撮影日記


2000年08月31日(木) 天気:はれのちくもり

ニコンF3様 生産終了

最近,京セラから,「N1」というシステムカメラが発表された。これは,将来,ディジタルカメラとしてのシステム展開も睨んでいるらしい。

さて,8月30日の「日本経済新聞」などでも報道されていたが,「ニコンF3」がついに製造中止を発表した。1980年3月から,20年以上生産されてきたが,あと,4000台で受注も打ち切り,その供給が完了した段階で生産中止になるという。なにせ古い電子制御カメラなので,半導体部品の供給もままならないらしい。補修部品の最低保有期間が,通産省の指導で決められているが,それも実際には厳しい状態なのだろうと想像する。
 すでに,一部マニアの間では,「最後の新品のF3」を入手しようとする動きがあるようで,店頭在庫もかなり少なくなっているらしい。
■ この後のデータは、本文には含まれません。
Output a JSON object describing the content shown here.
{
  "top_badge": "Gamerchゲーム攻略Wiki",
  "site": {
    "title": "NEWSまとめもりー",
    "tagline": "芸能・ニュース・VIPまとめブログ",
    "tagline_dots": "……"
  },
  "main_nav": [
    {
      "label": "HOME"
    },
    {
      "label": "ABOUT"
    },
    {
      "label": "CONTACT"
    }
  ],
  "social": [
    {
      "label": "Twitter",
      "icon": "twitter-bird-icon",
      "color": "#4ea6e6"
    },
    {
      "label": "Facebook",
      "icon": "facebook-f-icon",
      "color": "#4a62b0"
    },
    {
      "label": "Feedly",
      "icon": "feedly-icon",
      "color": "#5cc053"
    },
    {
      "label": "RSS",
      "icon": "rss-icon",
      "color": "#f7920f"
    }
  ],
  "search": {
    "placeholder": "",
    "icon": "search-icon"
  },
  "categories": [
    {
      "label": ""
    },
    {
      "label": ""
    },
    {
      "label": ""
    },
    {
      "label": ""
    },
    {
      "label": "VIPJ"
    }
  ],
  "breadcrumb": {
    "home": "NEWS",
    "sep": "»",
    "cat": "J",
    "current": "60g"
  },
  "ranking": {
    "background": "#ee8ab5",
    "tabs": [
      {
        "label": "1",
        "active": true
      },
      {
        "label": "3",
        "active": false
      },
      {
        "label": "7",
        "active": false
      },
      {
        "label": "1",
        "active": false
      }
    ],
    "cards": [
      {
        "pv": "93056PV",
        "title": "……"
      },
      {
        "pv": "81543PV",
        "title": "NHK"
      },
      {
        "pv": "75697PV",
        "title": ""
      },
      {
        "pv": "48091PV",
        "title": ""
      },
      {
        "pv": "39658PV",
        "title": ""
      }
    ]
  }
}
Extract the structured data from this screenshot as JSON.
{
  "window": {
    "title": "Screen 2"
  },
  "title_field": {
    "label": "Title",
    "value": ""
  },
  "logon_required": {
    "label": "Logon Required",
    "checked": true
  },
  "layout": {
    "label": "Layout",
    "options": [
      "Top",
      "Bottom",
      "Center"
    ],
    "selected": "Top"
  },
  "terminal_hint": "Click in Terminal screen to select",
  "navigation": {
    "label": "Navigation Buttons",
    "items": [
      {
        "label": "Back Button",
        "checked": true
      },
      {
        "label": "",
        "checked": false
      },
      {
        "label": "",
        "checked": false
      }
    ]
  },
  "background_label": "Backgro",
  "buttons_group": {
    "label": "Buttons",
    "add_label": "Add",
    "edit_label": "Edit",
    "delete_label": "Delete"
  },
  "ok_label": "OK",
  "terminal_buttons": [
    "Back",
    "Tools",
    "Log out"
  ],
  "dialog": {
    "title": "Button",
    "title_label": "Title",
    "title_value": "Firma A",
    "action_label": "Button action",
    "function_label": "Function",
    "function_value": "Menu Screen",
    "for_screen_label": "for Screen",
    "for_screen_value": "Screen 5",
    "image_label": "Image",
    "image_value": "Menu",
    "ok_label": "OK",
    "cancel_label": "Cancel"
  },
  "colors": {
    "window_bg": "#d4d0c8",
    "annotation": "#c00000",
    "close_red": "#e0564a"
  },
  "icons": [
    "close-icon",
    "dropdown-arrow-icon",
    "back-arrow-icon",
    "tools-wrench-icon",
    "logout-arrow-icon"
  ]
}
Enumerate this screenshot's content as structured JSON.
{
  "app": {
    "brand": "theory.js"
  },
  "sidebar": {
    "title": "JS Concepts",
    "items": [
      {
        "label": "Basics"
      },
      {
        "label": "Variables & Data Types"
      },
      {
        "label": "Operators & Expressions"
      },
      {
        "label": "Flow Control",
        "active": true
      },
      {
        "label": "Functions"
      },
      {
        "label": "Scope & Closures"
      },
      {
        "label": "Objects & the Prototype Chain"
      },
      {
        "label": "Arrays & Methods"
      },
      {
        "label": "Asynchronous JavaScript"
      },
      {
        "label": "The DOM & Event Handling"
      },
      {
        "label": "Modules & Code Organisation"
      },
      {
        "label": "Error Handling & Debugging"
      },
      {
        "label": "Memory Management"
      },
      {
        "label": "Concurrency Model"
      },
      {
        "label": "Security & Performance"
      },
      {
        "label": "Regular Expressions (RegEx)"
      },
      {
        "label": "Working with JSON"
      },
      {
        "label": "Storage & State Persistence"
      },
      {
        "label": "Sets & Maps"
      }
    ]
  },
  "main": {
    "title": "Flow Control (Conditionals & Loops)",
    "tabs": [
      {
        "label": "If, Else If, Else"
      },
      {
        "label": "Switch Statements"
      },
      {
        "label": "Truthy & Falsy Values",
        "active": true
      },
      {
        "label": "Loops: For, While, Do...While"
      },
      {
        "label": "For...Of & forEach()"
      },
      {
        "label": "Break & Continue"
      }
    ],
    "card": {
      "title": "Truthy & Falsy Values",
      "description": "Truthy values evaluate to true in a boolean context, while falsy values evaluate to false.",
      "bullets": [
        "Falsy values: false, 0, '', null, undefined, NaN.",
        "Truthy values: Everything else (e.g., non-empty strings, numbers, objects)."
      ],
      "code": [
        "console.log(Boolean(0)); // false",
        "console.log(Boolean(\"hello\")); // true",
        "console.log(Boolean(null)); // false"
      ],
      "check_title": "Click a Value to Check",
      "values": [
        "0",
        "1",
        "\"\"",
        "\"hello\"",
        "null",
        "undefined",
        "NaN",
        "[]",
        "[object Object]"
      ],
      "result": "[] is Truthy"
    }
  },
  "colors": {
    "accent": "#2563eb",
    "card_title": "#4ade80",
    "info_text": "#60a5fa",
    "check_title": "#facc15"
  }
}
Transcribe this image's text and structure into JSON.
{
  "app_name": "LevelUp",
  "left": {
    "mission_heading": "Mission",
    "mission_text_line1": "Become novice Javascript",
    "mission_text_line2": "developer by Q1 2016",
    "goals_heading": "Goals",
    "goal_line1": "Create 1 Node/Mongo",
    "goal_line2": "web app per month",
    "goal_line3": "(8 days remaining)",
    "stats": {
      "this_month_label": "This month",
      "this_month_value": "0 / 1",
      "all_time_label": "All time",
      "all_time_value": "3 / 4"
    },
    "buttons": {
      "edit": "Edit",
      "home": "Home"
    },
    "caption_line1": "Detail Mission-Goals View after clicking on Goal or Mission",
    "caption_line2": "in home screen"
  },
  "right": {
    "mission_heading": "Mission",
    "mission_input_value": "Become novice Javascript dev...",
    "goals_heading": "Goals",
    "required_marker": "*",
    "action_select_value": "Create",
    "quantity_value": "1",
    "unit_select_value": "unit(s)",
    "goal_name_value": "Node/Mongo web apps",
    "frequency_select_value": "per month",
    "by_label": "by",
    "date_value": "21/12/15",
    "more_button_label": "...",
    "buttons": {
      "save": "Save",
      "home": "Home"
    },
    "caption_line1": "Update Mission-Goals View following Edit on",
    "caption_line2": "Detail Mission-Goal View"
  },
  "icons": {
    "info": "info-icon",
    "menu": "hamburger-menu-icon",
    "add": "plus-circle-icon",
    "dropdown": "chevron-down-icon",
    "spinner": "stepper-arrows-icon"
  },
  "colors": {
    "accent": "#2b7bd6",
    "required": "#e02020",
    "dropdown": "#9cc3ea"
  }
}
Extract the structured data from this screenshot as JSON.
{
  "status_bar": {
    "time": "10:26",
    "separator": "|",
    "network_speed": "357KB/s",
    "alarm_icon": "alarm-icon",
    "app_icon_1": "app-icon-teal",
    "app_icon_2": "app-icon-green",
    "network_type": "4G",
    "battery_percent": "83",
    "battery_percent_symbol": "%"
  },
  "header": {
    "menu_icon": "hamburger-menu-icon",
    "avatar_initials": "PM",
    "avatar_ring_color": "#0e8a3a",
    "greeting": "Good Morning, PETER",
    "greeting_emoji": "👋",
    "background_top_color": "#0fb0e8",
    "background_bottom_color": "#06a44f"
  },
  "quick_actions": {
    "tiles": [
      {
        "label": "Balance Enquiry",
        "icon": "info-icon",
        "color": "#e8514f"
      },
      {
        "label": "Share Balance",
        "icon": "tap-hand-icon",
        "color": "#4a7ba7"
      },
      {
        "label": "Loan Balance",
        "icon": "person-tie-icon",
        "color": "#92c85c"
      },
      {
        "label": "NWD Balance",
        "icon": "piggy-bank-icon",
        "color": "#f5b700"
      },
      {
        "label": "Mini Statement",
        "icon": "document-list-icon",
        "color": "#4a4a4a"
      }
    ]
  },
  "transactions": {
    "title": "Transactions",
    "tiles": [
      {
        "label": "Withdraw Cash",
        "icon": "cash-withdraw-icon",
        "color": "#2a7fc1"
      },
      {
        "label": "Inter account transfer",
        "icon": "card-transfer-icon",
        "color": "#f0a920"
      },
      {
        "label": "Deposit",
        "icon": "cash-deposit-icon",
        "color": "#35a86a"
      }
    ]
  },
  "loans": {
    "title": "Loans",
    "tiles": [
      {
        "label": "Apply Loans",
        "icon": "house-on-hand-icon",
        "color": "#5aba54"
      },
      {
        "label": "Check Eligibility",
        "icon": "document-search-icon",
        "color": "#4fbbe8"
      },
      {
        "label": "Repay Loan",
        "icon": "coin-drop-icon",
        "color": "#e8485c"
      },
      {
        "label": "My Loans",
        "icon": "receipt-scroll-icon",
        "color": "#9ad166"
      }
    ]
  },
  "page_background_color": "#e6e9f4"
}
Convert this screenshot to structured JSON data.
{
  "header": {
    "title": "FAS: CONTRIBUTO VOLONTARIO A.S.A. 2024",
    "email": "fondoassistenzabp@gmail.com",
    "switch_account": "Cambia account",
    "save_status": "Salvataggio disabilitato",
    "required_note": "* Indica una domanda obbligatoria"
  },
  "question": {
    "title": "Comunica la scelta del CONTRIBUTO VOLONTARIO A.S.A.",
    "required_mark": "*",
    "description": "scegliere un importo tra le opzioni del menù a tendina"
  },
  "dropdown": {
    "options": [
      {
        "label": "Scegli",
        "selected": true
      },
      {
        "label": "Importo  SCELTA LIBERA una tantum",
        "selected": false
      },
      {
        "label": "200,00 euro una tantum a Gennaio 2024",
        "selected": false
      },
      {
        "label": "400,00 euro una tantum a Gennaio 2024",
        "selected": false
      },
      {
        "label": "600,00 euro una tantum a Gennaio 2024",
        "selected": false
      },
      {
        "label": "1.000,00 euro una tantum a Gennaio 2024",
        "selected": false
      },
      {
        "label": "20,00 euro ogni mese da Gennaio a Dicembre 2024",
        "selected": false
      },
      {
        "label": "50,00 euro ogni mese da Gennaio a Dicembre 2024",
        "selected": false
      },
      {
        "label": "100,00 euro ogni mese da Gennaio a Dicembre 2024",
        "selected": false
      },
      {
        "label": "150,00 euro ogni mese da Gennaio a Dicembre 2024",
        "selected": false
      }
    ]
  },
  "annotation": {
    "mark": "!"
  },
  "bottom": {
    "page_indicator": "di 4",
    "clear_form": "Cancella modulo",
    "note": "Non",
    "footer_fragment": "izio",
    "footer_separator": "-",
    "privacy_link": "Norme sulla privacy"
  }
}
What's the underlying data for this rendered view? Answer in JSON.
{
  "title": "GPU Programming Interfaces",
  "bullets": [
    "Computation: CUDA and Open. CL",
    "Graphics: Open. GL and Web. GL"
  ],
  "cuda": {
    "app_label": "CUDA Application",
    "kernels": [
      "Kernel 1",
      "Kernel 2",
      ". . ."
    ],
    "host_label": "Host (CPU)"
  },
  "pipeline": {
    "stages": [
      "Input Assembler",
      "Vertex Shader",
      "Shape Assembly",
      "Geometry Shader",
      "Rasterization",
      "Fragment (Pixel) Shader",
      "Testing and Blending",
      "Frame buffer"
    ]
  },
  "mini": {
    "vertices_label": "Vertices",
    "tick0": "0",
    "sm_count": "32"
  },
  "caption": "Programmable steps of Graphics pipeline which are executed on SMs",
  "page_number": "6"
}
ところで,「日本経済新聞」の記事では,「自動化とディジタル化の流れの中で消えていく」という表現が使われていた。すでに,ニコンの一眼レフカメラの主力は,高度に自動化されたF5や,ディジタルカメラD1である。F3は,現行機種とはいえ,「クラシックカメラ」と表現してもいいような存在だった。
 長年,報道関係で活躍してきたF3であるが,現在の報道現場では,ディジタルカメラがかなりのウェートを占めていると耳にする。今,手元にある,「中日新聞」の会社案内を見ても,原稿はディジタルカメラとパーソナルコンピュータで現場から電送される,という表現が使われている。
 新聞の製作そのものがコンピュータ上でおこなわれているのだから,写真もすぐにコンピュータで処理できるディジタルカメラを利用することが有利なのは,当然といえる。また,速報性も重要な要素なので,通信回線1つあればどこからでも画像を送ることができるというディジタル化を,報道関係が積極的にとりいれないはずがない。

ニコンF5,ミノルタα9,キヤノンEOS−1Vと,各メーカーのフラッグシップ機が順次モデルチェンジし,京セラもN1で少し新しい方向を提示する形で,フラッグシップ機のモデルチェンジをおこなった。次世代の,各メーカーのフラッグシップ機は,フィルムとディジタルの兼用を目指すものになるものと想像できる。
 そうなると,ディジタルカメラに出遅れた感のある旭光学の動向が注目に値する。F3が生産終了を発表したのとは逆に,LXの限定バージョンを発表したのである。また,京セラのN1が登場したあとに,フィルムカメラのフラッグシップモデルを送りこんでくるだろうか?
 また,最近,35mm一眼レフ市場で元気のない,オリンパスの動きも注目したい。オリンパスは,一般向けディジタルカメラでは業界をリードしていると言える。突然,OMマウントのキャメディアが発売されることがあっても驚かないだろう。OM−707のように,コケるかも知れないが (^-^;

業務用としての写真は,どんどんディジタル化しているが,フィルムによる写真が滅びてしまうことはないだろう。写真が登場したからと言って,画家の需要がゼロになったわけではないように。
 フィルムによる写真が「表現手段」としての価値を失って省みられなくなるよりも,資源や環境の問題で消えざるを得なくなる日の方が,早いような気がする。